The many dancers instructed by Hwajing Kang ’18 and Woo Jin Choi ’18 put on a fantastic show for the crowd that left everyone in the room in a state of excitement. To make a great ending to the night of wonderful performances, there was a band performance by Joon Daniel Lee where “Treasure” by Bruno Mars was sung for the crowd. The night that started with music and remarks also concluded in a similar manner.

 

In addition to great performances, BKSA catered Korean food to the people attending. The meal featured a serving-style line including options such as rice, noodles with sesame, dak-gangjeong (crispy Korean chicken nuggets), bulgogi (Korean grilled beef) and a variety of different Korean savory pancakes. The many audience members converged in a long line anticipating these delicious delicacies. Volunteers for the Korean Student Association generously served the food to the members and allowed everyone to taste a fragment of recipes from South Korea.

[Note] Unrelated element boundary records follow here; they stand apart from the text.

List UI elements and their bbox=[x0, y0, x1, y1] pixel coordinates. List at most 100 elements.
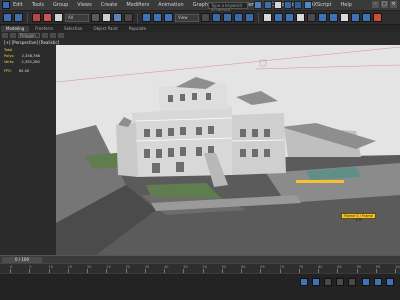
render-setup-icon[interactable] bbox=[351, 13, 360, 22]
menu-views[interactable]: Views bbox=[77, 2, 91, 8]
trackbar-tick: 100 bbox=[395, 265, 400, 273]
rendered-frame-window-icon[interactable] bbox=[362, 13, 371, 22]
search-input[interactable]: Type a keyword or phrase bbox=[208, 2, 248, 13]
trackbar-tick: 80 bbox=[318, 265, 322, 273]
trackbar-tick: 20 bbox=[87, 265, 91, 273]
render-production-icon[interactable] bbox=[373, 13, 382, 22]
unlink-icon[interactable] bbox=[43, 13, 52, 22]
menu-bar: Edit Tools Group Views Create Modifiers … bbox=[0, 0, 400, 11]
scene-render bbox=[56, 45, 400, 255]
trackbar-tick: 55 bbox=[221, 265, 226, 273]
tab-freeform[interactable]: Freeform bbox=[30, 26, 58, 32]
fps-value: 60.00 bbox=[18, 69, 30, 73]
main-toolbar: All View bbox=[0, 11, 400, 25]
window-controls: – □ × bbox=[372, 1, 397, 8]
trackbar[interactable]: 0 5 10 15 20 25 30 35 40 45 50 55 60 65 70 75 80 85 90 95 10… bbox=[0, 263, 400, 273]
align-icon[interactable] bbox=[285, 13, 294, 22]
go-to-start-icon[interactable] bbox=[324, 278, 332, 286]
edge-tool-icon[interactable] bbox=[10, 33, 16, 38]
selection-filter-dropdown[interactable]: All bbox=[65, 13, 89, 22]
toolbar-divider bbox=[258, 12, 259, 23]
menu-edit[interactable]: Edit bbox=[13, 2, 23, 8]
trackbar-ticks: 0 5 10 15 20 25 30 35 40 45 50 55 60 65 70 75 80 85 90 95 10… bbox=[10, 265, 400, 273]
select-link-icon[interactable] bbox=[32, 13, 41, 22]
time-slider[interactable]: 0 / 100 bbox=[0, 255, 400, 263]
move-icon[interactable] bbox=[142, 13, 151, 22]
polygon-tool-icon[interactable] bbox=[2, 33, 8, 38]
window-crossing-icon[interactable] bbox=[124, 13, 133, 22]
rectangular-selection-icon[interactable] bbox=[113, 13, 122, 22]
viewport-label[interactable]: [+] [Perspective] [Realistic] bbox=[4, 40, 59, 45]
named-selection-icon[interactable] bbox=[263, 13, 272, 22]
bind-space-warp-icon[interactable] bbox=[54, 13, 63, 22]
schematic-view-icon[interactable] bbox=[329, 13, 338, 22]
verts-value: 2,355,280 bbox=[21, 60, 40, 64]
trackbar-tick: 35 bbox=[144, 265, 149, 273]
zoom-icon[interactable] bbox=[362, 278, 370, 286]
set-key-icon[interactable] bbox=[312, 278, 320, 286]
verts-label: Verts: bbox=[4, 60, 15, 64]
menu-group[interactable]: Group bbox=[53, 2, 68, 8]
spinner-snap-icon[interactable] bbox=[245, 13, 254, 22]
trackbar-tick: 5 bbox=[29, 265, 31, 273]
pan-icon[interactable] bbox=[386, 278, 394, 286]
close-icon[interactable]: × bbox=[390, 1, 397, 8]
viewport-statistics: Total Polys: 2,358,786 Verts: 2,355,280 … bbox=[4, 47, 40, 74]
undo-icon[interactable] bbox=[3, 13, 12, 22]
trackbar-tick: 85 bbox=[337, 265, 342, 273]
select-by-name-icon[interactable] bbox=[102, 13, 111, 22]
border-tool-icon[interactable] bbox=[50, 33, 56, 38]
app-logo-icon[interactable] bbox=[2, 1, 10, 9]
layer-explorer-icon[interactable] bbox=[296, 13, 305, 22]
angle-snap-icon[interactable] bbox=[223, 13, 232, 22]
frame-readout[interactable]: 0 / 100 bbox=[2, 256, 42, 263]
orbit-icon[interactable] bbox=[374, 278, 382, 286]
ribbon-tabs: Modeling Freeform Selection Object Paint… bbox=[0, 25, 400, 32]
graphite-toggle-icon[interactable] bbox=[307, 13, 316, 22]
fps-label: FPS: bbox=[4, 69, 12, 73]
menu-create[interactable]: Create bbox=[101, 2, 118, 8]
go-to-end-icon[interactable] bbox=[348, 278, 356, 286]
redo-icon[interactable] bbox=[14, 13, 23, 22]
select-object-icon[interactable] bbox=[91, 13, 100, 22]
selected-object-highlight bbox=[296, 180, 344, 183]
play-icon[interactable] bbox=[336, 278, 344, 286]
tab-selection[interactable]: Selection bbox=[59, 26, 87, 32]
tab-modeling[interactable]: Modeling bbox=[1, 25, 30, 32]
scale-icon[interactable] bbox=[164, 13, 173, 22]
help-icon[interactable] bbox=[304, 1, 312, 9]
maximize-icon[interactable]: □ bbox=[381, 1, 388, 8]
trackbar-tick: 0 bbox=[10, 265, 12, 273]
vertex-tool-icon[interactable] bbox=[42, 33, 48, 38]
mirror-icon[interactable] bbox=[274, 13, 283, 22]
material-editor-icon[interactable] bbox=[340, 13, 349, 22]
sign-in-icon[interactable] bbox=[284, 1, 292, 9]
menu-animation[interactable]: Animation bbox=[158, 2, 184, 8]
element-tool-icon[interactable] bbox=[58, 33, 64, 38]
trackbar-tick: 10 bbox=[48, 265, 53, 273]
snap-toggle-icon[interactable] bbox=[212, 13, 221, 22]
favorites-icon[interactable] bbox=[274, 1, 282, 9]
ribbon-panel: Polygon bbox=[0, 32, 400, 39]
trackbar-tick: 30 bbox=[125, 265, 130, 273]
trackbar-tick: 40 bbox=[164, 265, 168, 273]
subobject-dropdown[interactable]: Polygon bbox=[18, 33, 40, 38]
east-wing bbox=[232, 113, 286, 175]
menu-modifiers[interactable]: Modifiers bbox=[126, 2, 149, 8]
communication-center-icon[interactable] bbox=[264, 1, 272, 9]
search-icon[interactable] bbox=[254, 1, 262, 9]
tab-object-paint[interactable]: Object Paint bbox=[88, 26, 122, 32]
minimize-icon[interactable]: – bbox=[372, 1, 379, 8]
menu-tools[interactable]: Tools bbox=[32, 2, 44, 8]
pivot-center-icon[interactable] bbox=[201, 13, 210, 22]
curve-editor-icon[interactable] bbox=[318, 13, 327, 22]
auto-key-icon[interactable] bbox=[300, 278, 308, 286]
rotate-icon[interactable] bbox=[153, 13, 162, 22]
tab-populate[interactable]: Populate bbox=[124, 26, 151, 32]
exchange-apps-icon[interactable] bbox=[294, 1, 302, 9]
toolbar-divider bbox=[137, 12, 138, 23]
trackbar-tick: 65 bbox=[260, 265, 265, 273]
menu-help[interactable]: Help bbox=[341, 2, 352, 8]
percent-snap-icon[interactable] bbox=[234, 13, 243, 22]
reference-coordinate-dropdown[interactable]: View bbox=[175, 13, 199, 22]
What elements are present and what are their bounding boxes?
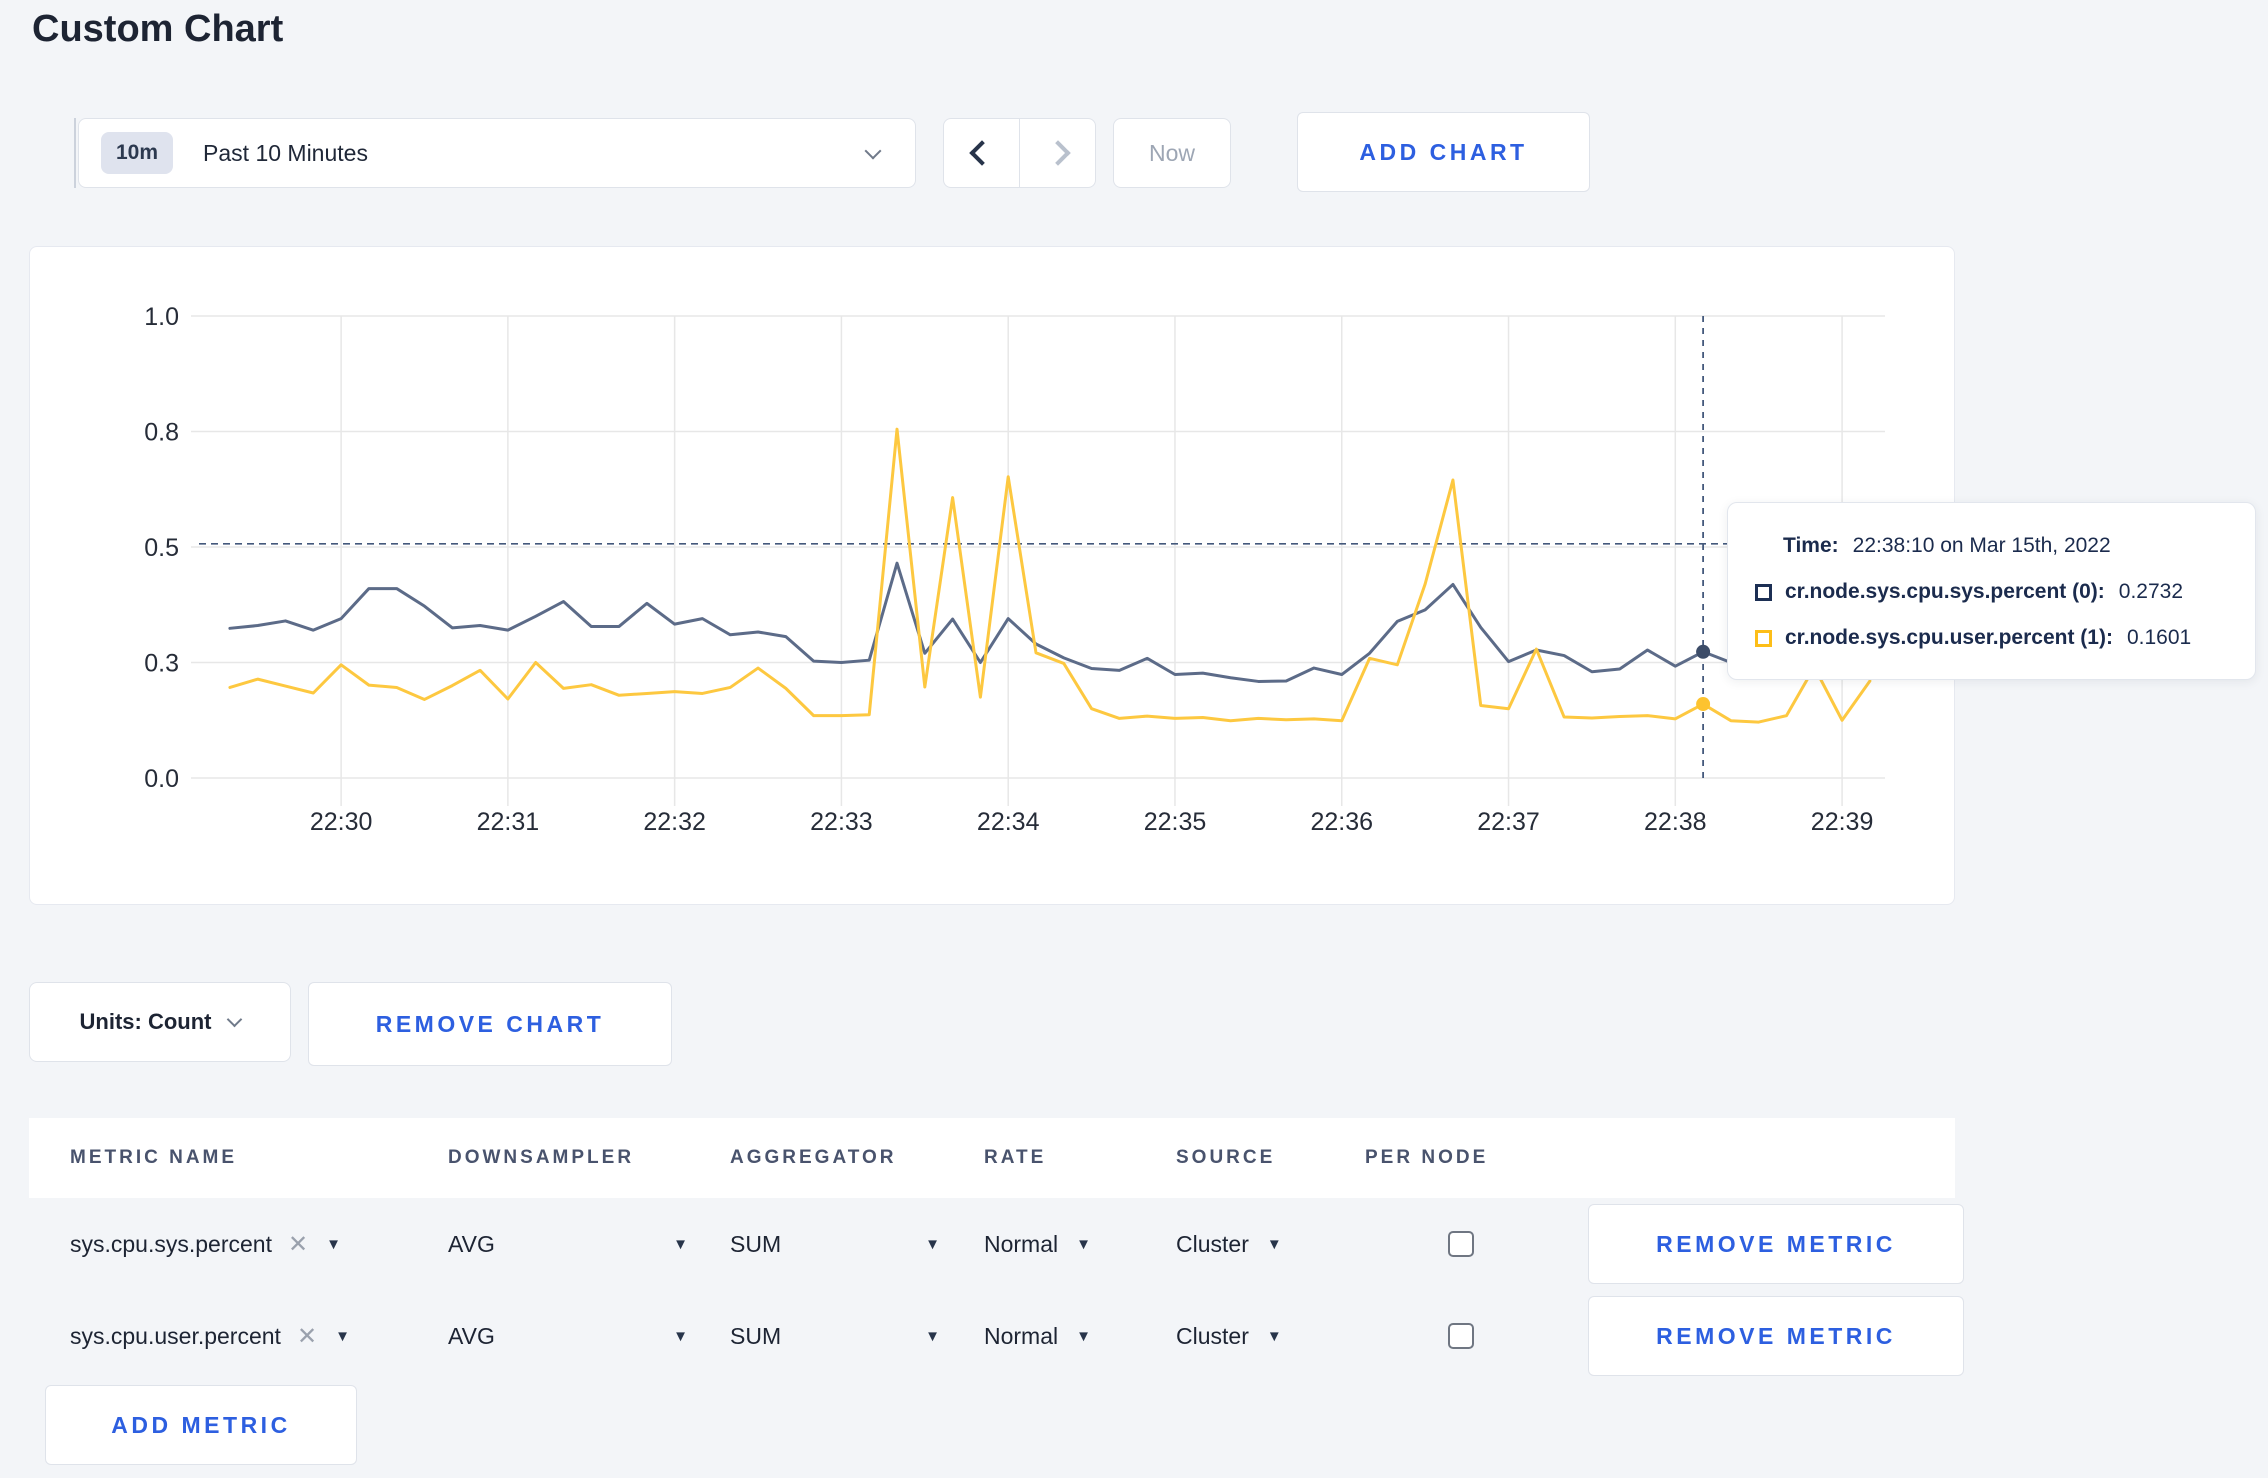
- caret-down-icon: ▼: [1266, 1235, 1282, 1253]
- downsampler-dropdown[interactable]: AVG ▼: [448, 1198, 688, 1290]
- rate-dropdown[interactable]: Normal ▼: [984, 1290, 1091, 1382]
- svg-text:22:33: 22:33: [810, 808, 873, 836]
- toolbar: 10m Past 10 Minutes Now ADD CHART: [0, 112, 2268, 192]
- source-dropdown[interactable]: Cluster ▼: [1176, 1198, 1282, 1290]
- rate-value: Normal: [984, 1230, 1059, 1257]
- per-node-checkbox[interactable]: [1448, 1323, 1474, 1349]
- svg-text:22:34: 22:34: [977, 808, 1040, 836]
- chart-tooltip: Time: 22:38:10 on Mar 15th, 2022 cr.node…: [1727, 502, 2256, 680]
- svg-text:22:36: 22:36: [1310, 808, 1373, 836]
- svg-text:22:31: 22:31: [477, 808, 540, 836]
- series-swatch-icon: [1755, 629, 1772, 647]
- col-header-metric-name: METRIC NAME: [70, 1147, 238, 1168]
- source-value: Cluster: [1176, 1322, 1249, 1349]
- svg-text:22:37: 22:37: [1477, 808, 1540, 836]
- chevron-right-icon: [1044, 140, 1071, 166]
- tooltip-series-value: 0.1601: [2126, 626, 2192, 649]
- tooltip-time-label: Time:: [1783, 534, 1839, 557]
- col-header-per-node: PER NODE: [1365, 1147, 1489, 1168]
- tooltip-series-label: cr.node.sys.cpu.user.percent (1):: [1785, 626, 2113, 649]
- clear-metric-icon[interactable]: ✕: [288, 1230, 308, 1259]
- chevron-down-icon: [864, 142, 882, 160]
- time-range-dropdown[interactable]: 10m Past 10 Minutes: [78, 118, 916, 188]
- chevron-left-icon: [968, 140, 995, 166]
- caret-down-icon: ▼: [1266, 1327, 1282, 1345]
- source-value: Cluster: [1176, 1230, 1249, 1257]
- chart-panel: 0.0 0.3 0.5 0.8 1.0 22:30 22:31 22:32 22:33 22:34…: [29, 246, 1955, 905]
- remove-metric-button[interactable]: REMOVE METRIC: [1588, 1296, 1964, 1376]
- tooltip-time-row: Time: 22:38:10 on Mar 15th, 2022: [1755, 523, 2255, 569]
- time-range-badge: 10m: [101, 132, 174, 174]
- caret-down-icon: ▼: [925, 1235, 940, 1253]
- per-node-cell: [1448, 1290, 1474, 1382]
- tooltip-series-row: cr.node.sys.cpu.sys.percent (0): 0.2732: [1755, 569, 2255, 615]
- svg-text:22:35: 22:35: [1144, 808, 1207, 836]
- rate-dropdown[interactable]: Normal ▼: [984, 1198, 1091, 1290]
- metric-name-value: sys.cpu.sys.percent: [70, 1230, 272, 1257]
- svg-text:22:38: 22:38: [1644, 808, 1707, 836]
- tooltip-series-label: cr.node.sys.cpu.sys.percent (0):: [1785, 580, 2105, 603]
- caret-down-icon: ▼: [1076, 1235, 1091, 1253]
- prev-time-button[interactable]: [944, 119, 1019, 187]
- add-chart-button[interactable]: ADD CHART: [1297, 112, 1590, 192]
- aggregator-dropdown[interactable]: SUM ▼: [730, 1290, 940, 1382]
- caret-down-icon: ▼: [925, 1327, 940, 1345]
- downsampler-value: AVG: [448, 1230, 495, 1257]
- downsampler-value: AVG: [448, 1322, 495, 1349]
- rate-value: Normal: [984, 1322, 1059, 1349]
- tooltip-time-value: 22:38:10 on Mar 15th, 2022: [1852, 534, 2111, 557]
- source-dropdown[interactable]: Cluster ▼: [1176, 1290, 1282, 1382]
- metric-name-dropdown[interactable]: sys.cpu.sys.percent ✕ ▼: [70, 1198, 410, 1290]
- now-button[interactable]: Now: [1113, 118, 1231, 188]
- svg-text:0.3: 0.3: [144, 650, 179, 678]
- metrics-table-header: METRIC NAME DOWNSAMPLER AGGREGATOR RATE …: [29, 1118, 1955, 1198]
- svg-text:22:39: 22:39: [1811, 808, 1874, 836]
- col-header-rate: RATE: [984, 1147, 1047, 1168]
- chart-plot[interactable]: 0.0 0.3 0.5 0.8 1.0 22:30 22:31 22:32 22:33 22:34…: [30, 247, 1953, 903]
- caret-down-icon: ▼: [1076, 1327, 1091, 1345]
- table-row: sys.cpu.sys.percent ✕ ▼ AVG ▼ SUM ▼ Norm…: [29, 1198, 1964, 1290]
- page-title: Custom Chart: [32, 8, 284, 50]
- caret-down-icon: ▼: [673, 1235, 688, 1253]
- series-swatch-icon: [1755, 583, 1772, 601]
- caret-down-icon: ▼: [335, 1327, 350, 1345]
- remove-chart-button[interactable]: REMOVE CHART: [308, 982, 672, 1066]
- next-time-button[interactable]: [1019, 119, 1095, 187]
- aggregator-value: SUM: [730, 1230, 782, 1257]
- svg-text:0.5: 0.5: [144, 534, 179, 562]
- caret-down-icon: ▼: [326, 1235, 341, 1253]
- svg-text:0.8: 0.8: [144, 419, 179, 447]
- aggregator-dropdown[interactable]: SUM ▼: [730, 1198, 940, 1290]
- add-metric-button[interactable]: ADD METRIC: [45, 1385, 357, 1465]
- chevron-down-icon: [227, 1011, 243, 1028]
- table-row: sys.cpu.user.percent ✕ ▼ AVG ▼ SUM ▼ Nor…: [29, 1290, 1964, 1382]
- col-header-source: SOURCE: [1176, 1147, 1276, 1168]
- units-dropdown[interactable]: Units: Count: [29, 982, 291, 1062]
- svg-text:22:32: 22:32: [643, 808, 706, 836]
- time-nav: [943, 118, 1096, 188]
- tooltip-series-row: cr.node.sys.cpu.user.percent (1): 0.1601: [1755, 615, 2255, 661]
- per-node-checkbox[interactable]: [1448, 1231, 1474, 1257]
- col-header-downsampler: DOWNSAMPLER: [448, 1147, 635, 1168]
- aggregator-value: SUM: [730, 1322, 782, 1349]
- metric-name-dropdown[interactable]: sys.cpu.user.percent ✕ ▼: [70, 1290, 410, 1382]
- toolbar-divider: [74, 118, 76, 188]
- col-header-aggregator: AGGREGATOR: [730, 1147, 897, 1168]
- caret-down-icon: ▼: [673, 1327, 688, 1345]
- clear-metric-icon[interactable]: ✕: [297, 1322, 317, 1351]
- svg-text:22:30: 22:30: [310, 808, 373, 836]
- metric-name-value: sys.cpu.user.percent: [70, 1322, 281, 1349]
- remove-metric-button[interactable]: REMOVE METRIC: [1588, 1204, 1964, 1284]
- units-label: Units: Count: [79, 1009, 212, 1034]
- downsampler-dropdown[interactable]: AVG ▼: [448, 1290, 688, 1382]
- svg-text:0.0: 0.0: [144, 765, 179, 793]
- svg-text:1.0: 1.0: [144, 303, 179, 331]
- per-node-cell: [1448, 1198, 1474, 1290]
- time-range-label: Past 10 Minutes: [203, 139, 368, 166]
- tooltip-series-value: 0.2732: [2118, 580, 2184, 603]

Spectacular performances were truly witnessed on the evening of March 12, 2016. The student body can only look forward to future events by the Brandeis Korean Student Association in the remaining time of this semester. Following K-Nite, The Brandeis Korean Students Association has one last major event for the student body this semester. The anticipated event is their Passing the Torch ceremony where they will honor their graduating seniors and reflect on the impact that their Association had on the Brandeis community over the semesters. Alongside food, please join BKSA for their event upon its announcement!